In  2010, Barack Obama and the Democrats voted to expand Medicaid coverage from the very poor to the middle class. A program designed to help those who couldn't afford insurance, assisting states in covering them, became a program literally for almost anyone funded by Washington.

The results were predictable. The federal government was paying states 80-90% of the additional Medicaid costs to accept the enrollees who could afford their insurance.

Now, Republicans want to bring sanity back to Medicaid and stop paying healthcare costs for those who can afford private insurance purchased through the Affordable Care Act portal.

Just trimming the waste from Medicaid could save the government hundreds of billions of dollars. The Wall Street Journal published an investigation of Medicaid waste and found that hundreds of thousands of patients cost the government billions of dollars in extra payments to insurers because they had signed up and were receiving benefits in two states at once.

This is entirely preventable and could be fixed if there were a clearinghouse for states to check Medicaid payments to insurers. 

It's unknown how much this practice of patients being covered in two states is costing Washington. But we know that Presidents Biden and Obama were both lax in enforcing even minimal checks on the system.

The Hill:

According to official reports, the government issued $543 billion in improper Medicaid payments from 2015 to 2024. But that’s only what the government measured. 

Based on the few years that the government performed full audits, I coauthored a report with Paragon Health Institute President Brian Blase that estimated that the true amount of improper payments is twice that, totaling roughly $1.1 trillion over the last decade. That’s a whopping $8,200 per U.S. household. 

The primary reason for the discrepancy is that the Obama and Biden administrations excluded eligibility checks in their audits of improper payments in Medicaid. But eligibility errors and failures to properly assess eligibility prior to enrollment are the biggest sources of improper payments.  

In addition to the lax eligibility checks leading to thousands of recipients being enrolled in a program for which they are not eligible, insurance companies, which were supposed to check for patients applying for benefits in two states, failed in their due diligence.

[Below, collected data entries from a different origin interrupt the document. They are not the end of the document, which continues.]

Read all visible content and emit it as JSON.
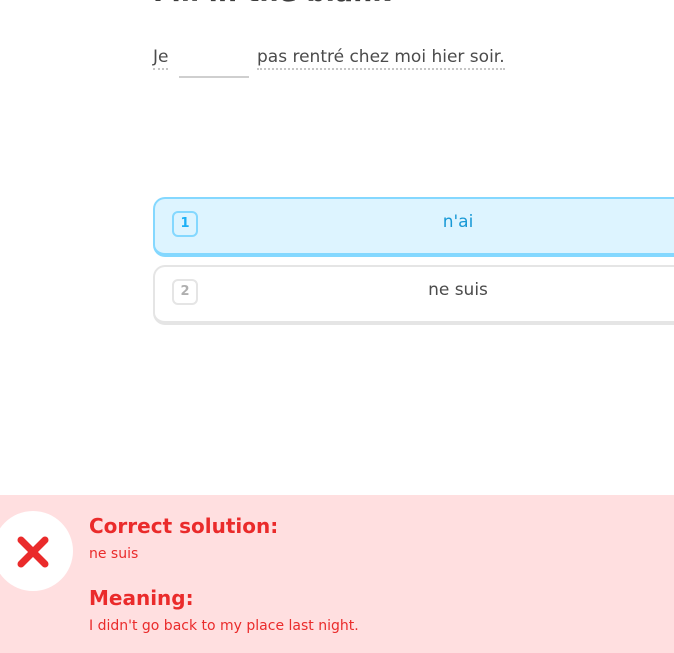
{
  "exercise": {
    "heading": "Fill in the blank",
    "sentence": {
      "before": "Je",
      "after": "pas rentré chez moi hier soir."
    }
  },
  "choices": [
    {
      "number": "1",
      "label": "n'ai",
      "selected": true
    },
    {
      "number": "2",
      "label": "ne suis",
      "selected": false
    }
  ],
  "feedback": {
    "status": "incorrect",
    "status_icon": "x-icon",
    "solution_title": "Correct solution:",
    "solution": "ne suis",
    "meaning_title": "Meaning:",
    "meaning": "I didn't go back to my place last night.",
    "colors": {
      "background": "#ffdfe0",
      "text": "#ea2b2b",
      "selected_bg": "#ddf4ff",
      "selected_border": "#84d8ff"
    }
  }
}
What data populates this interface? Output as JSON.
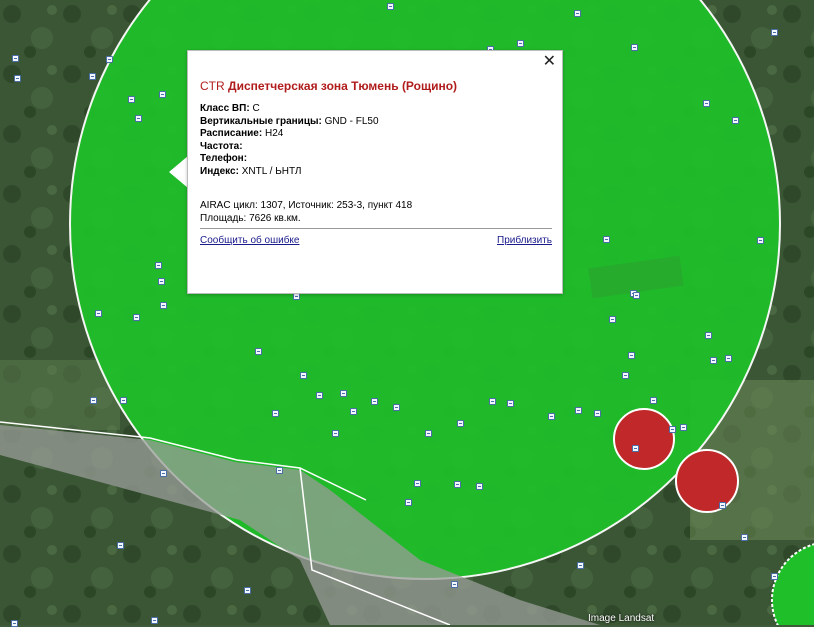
{
  "map": {
    "colors": {
      "terrain_dark": "#2f4a2c",
      "terrain_light": "#5c7a52",
      "ctr_fill": "#1fbf2a",
      "ctr_edge": "#ffffff",
      "restricted_fill": "#c0282a",
      "city_gray": "#8d8f8d"
    },
    "attribution": "Image Landsat"
  },
  "popup": {
    "close_symbol": "✕",
    "zone_type": "CTR",
    "zone_name": "Диспетчерская зона Тюмень (Рощино)",
    "fields": [
      {
        "label": "Класс ВП:",
        "value": "C"
      },
      {
        "label": "Вертикальные границы:",
        "value": "GND - FL50"
      },
      {
        "label": "Расписание:",
        "value": "H24"
      },
      {
        "label": "Частота:",
        "value": ""
      },
      {
        "label": "Телефон:",
        "value": ""
      },
      {
        "label": "Индекс:",
        "value": "XNTL / ЬНТЛ"
      }
    ],
    "airac": "AIRAC цикл: 1307, Источник: 253-3, пункт 418",
    "area": "Площадь: 7626 кв.км.",
    "report_link": "Сообщить об ошибке",
    "zoom_link": "Приблизить"
  }
}
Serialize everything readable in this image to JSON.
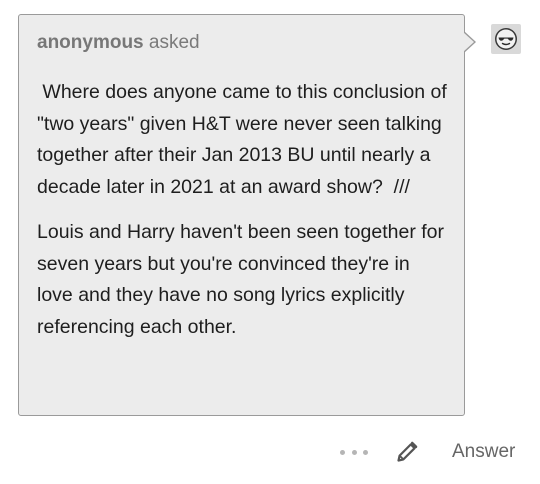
{
  "ask": {
    "asker_name": "anonymous",
    "asked_label": "asked",
    "question": " Where does anyone came to this conclusion of \"two years\" given H&T were never seen talking together after their Jan 2013 BU until nearly a decade later in 2021 at an award show?  ///",
    "answer": "Louis and Harry haven't been seen together for seven years but you're convinced they're in love and they have no song lyrics explicitly referencing each other."
  },
  "avatar": {
    "icon": "sunglasses-face-icon"
  },
  "footer": {
    "more_icon": "ellipsis-icon",
    "edit_icon": "pencil-icon",
    "answer_label": "Answer"
  },
  "colors": {
    "box_background": "#ececec",
    "box_border": "#9a9a9a",
    "muted_text": "#777777",
    "body_text": "#1e1e1e"
  }
}
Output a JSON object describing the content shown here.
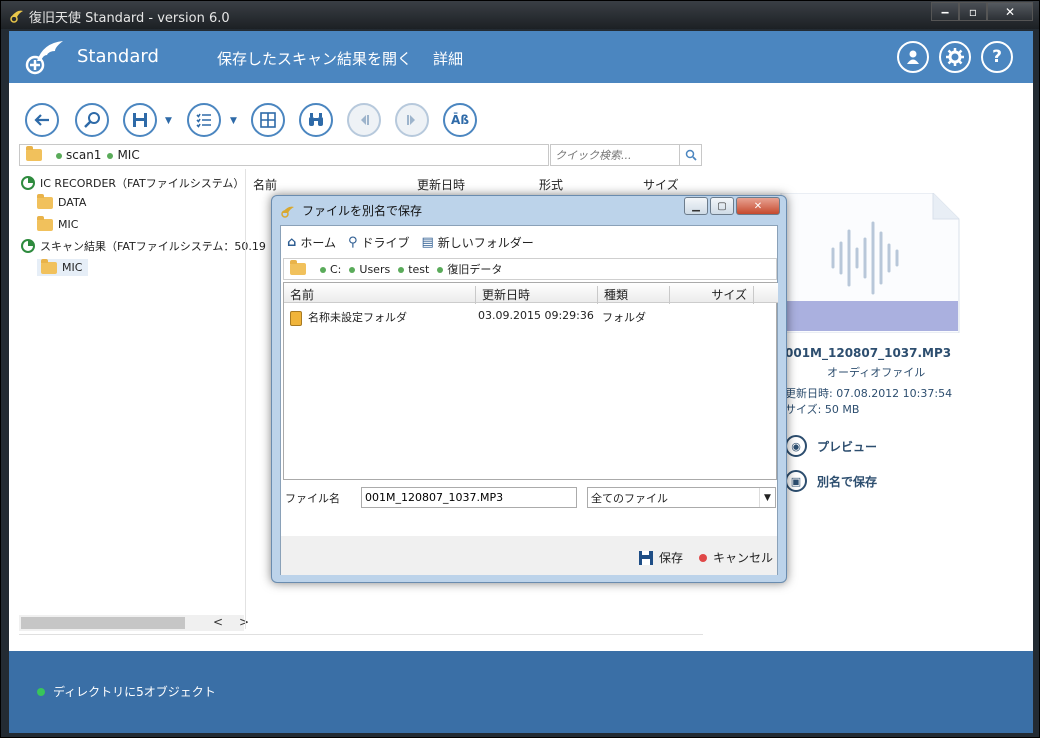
{
  "window": {
    "title": "復旧天使 Standard - version 6.0",
    "min": "‒",
    "max": "▫",
    "close": "✕"
  },
  "header": {
    "brand": "Standard",
    "nav_open": "保存したスキャン結果を開く",
    "nav_details": "詳細"
  },
  "path": {
    "segments": [
      "scan1",
      "MIC"
    ]
  },
  "search": {
    "placeholder": "クイック検索..."
  },
  "tree": {
    "nodes": [
      {
        "label": "IC RECORDER（FATファイルシステム）"
      },
      {
        "label": "DATA"
      },
      {
        "label": "MIC"
      },
      {
        "label": "スキャン結果（FATファイルシステム：50.19"
      },
      {
        "label": "MIC"
      }
    ]
  },
  "list": {
    "headers": {
      "name": "名前",
      "modified": "更新日時",
      "format": "形式",
      "size": "サイズ"
    }
  },
  "preview": {
    "filename": "001M_120807_1037.MP3",
    "type": "オーディオファイル",
    "modified": "更新日時: 07.08.2012 10:37:54",
    "size": "サイズ: 50 MB",
    "action_preview": "プレビュー",
    "action_save": "別名で保存"
  },
  "status": {
    "text": "ディレクトリに5オブジェクト"
  },
  "dialog": {
    "title": "ファイルを別名で保存",
    "toolbar": {
      "home": "ホーム",
      "drive": "ドライブ",
      "new_folder": "新しいフォルダー"
    },
    "path": {
      "segments": [
        "C:",
        "Users",
        "test",
        "復旧データ"
      ]
    },
    "headers": {
      "name": "名前",
      "modified": "更新日時",
      "kind": "種類",
      "size": "サイズ"
    },
    "rows": [
      {
        "name": "名称未設定フォルダ",
        "modified": "03.09.2015 09:29:36",
        "kind": "フォルダ",
        "size": ""
      }
    ],
    "filename_label": "ファイル名",
    "filename_value": "001M_120807_1037.MP3",
    "filetype_value": "全てのファイル",
    "save_label": "保存",
    "cancel_label": "キャンセル"
  },
  "colors": {
    "header": "#4b86c0",
    "status": "#3a6fa6",
    "accent": "#2e6aa8",
    "cancel_dot": "#e04848",
    "status_dot": "#38c55a"
  }
}
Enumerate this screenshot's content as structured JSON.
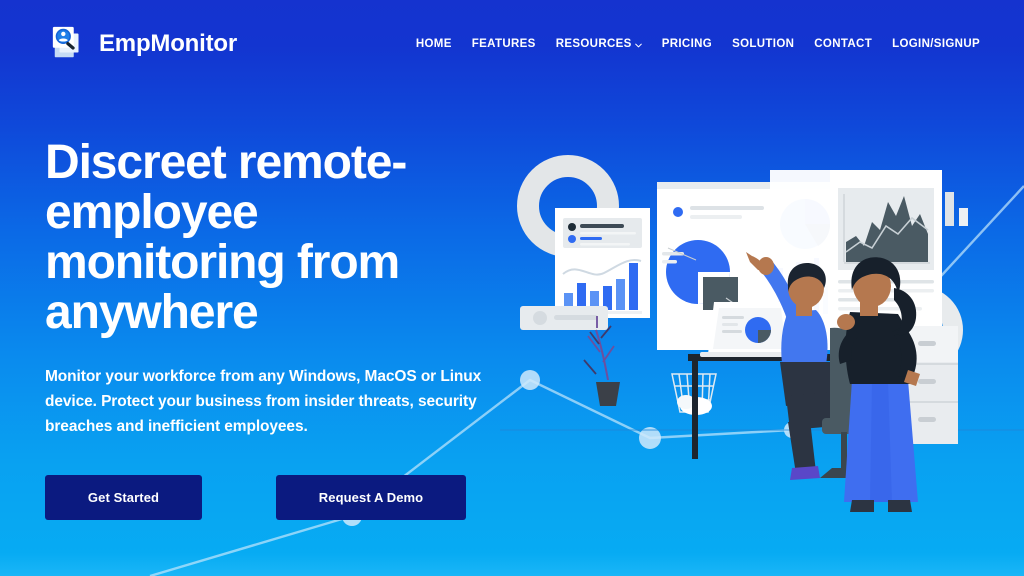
{
  "brand": {
    "name": "EmpMonitor",
    "logo_icon": "magnifier-document-icon"
  },
  "nav": {
    "items": [
      {
        "label": "HOME",
        "has_dropdown": false
      },
      {
        "label": "FEATURES",
        "has_dropdown": false
      },
      {
        "label": "RESOURCES",
        "has_dropdown": true
      },
      {
        "label": "PRICING",
        "has_dropdown": false
      },
      {
        "label": "SOLUTION",
        "has_dropdown": false
      },
      {
        "label": "CONTACT",
        "has_dropdown": false
      },
      {
        "label": "LOGIN/SIGNUP",
        "has_dropdown": false
      }
    ]
  },
  "hero": {
    "headline": "Discreet remote-employee monitoring from anywhere",
    "subheadline": "Monitor your workforce from any Windows, MacOS or Linux device. Protect your business from insider threats, security breaches and inefficient employees.",
    "primary_cta": "Get Started",
    "secondary_cta": "Request A Demo"
  },
  "illustration": {
    "alt": "Two office workers reviewing analytics dashboards with charts",
    "elements": [
      "donut-ring-large",
      "donut-ring-small",
      "bar-chart-card",
      "dashboard-board",
      "area-chart-board",
      "seated-man-with-laptop",
      "standing-woman",
      "filing-cabinet",
      "potted-plant",
      "waste-basket",
      "desk",
      "office-chair",
      "keyboard"
    ]
  },
  "colors": {
    "gradient_top": "#1533cf",
    "gradient_bottom": "#0aa9f0",
    "button_fill": "#0b1a80",
    "text_on_blue": "#ffffff",
    "accent_blue": "#2f6bf2",
    "chart_dark": "#4a5a63",
    "card_white": "#ffffff",
    "deco_line": "#bfe4fb"
  }
}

Medicaid guidelines require that if a recipient moves to another state, they're supposed to cancel their coverage in their former state when signing up in the new one. This usually gives them a different insurer. But if they don't cancel their old coverage, it's up to the state to catch the error.

"The Journal’s analysis turned up some cases in which individuals were signed up in five or more states," the article states.

“Paying for a beneficiary’s Medicaid coverage in one state when that individual is already enrolled in a different state is a prime example of taxpayer dollars being mismanaged,” said a federal Medicare and Medicaid agency spokeswoman. 

Ya think?

“It’s a heavily regulated industry,” said Craig Kennedy, chief executive of Medicaid Health Plans of America, an industry group. “Following rules and regulations is the No. 1 priority here.”

The Medicare and Medicaid agency doesn’t screen for the double payments, leaving that to the states. State officials said identifying people who moved is difficult, and that recoveries of improper payments from managed-care companies are limited. Because state agencies often don’t realize Medicaid recipients have moved until their annual eligibility checks, managed-care companies can collect months of payments before a patient is dropped from the rolls.

“We may be paying premiums on behalf of an individual who might have moved, and we don’t know that they have moved,” said Caprice Knapp, an industry consultant and former director of North Dakota’s Medicaid agency. “It definitely is wasteful.”

Medicaid expansion was ill-advised, and Republicans were universally opposed for reasons such as these. 

If states want to cover these additional recipients who will lose their coverage when Medicaid goes back to where it was in 2010, no one will stop them. But this ever-expanding black hole of welfare payments to individuals who may or may not meet a needs test for coverage has to stop.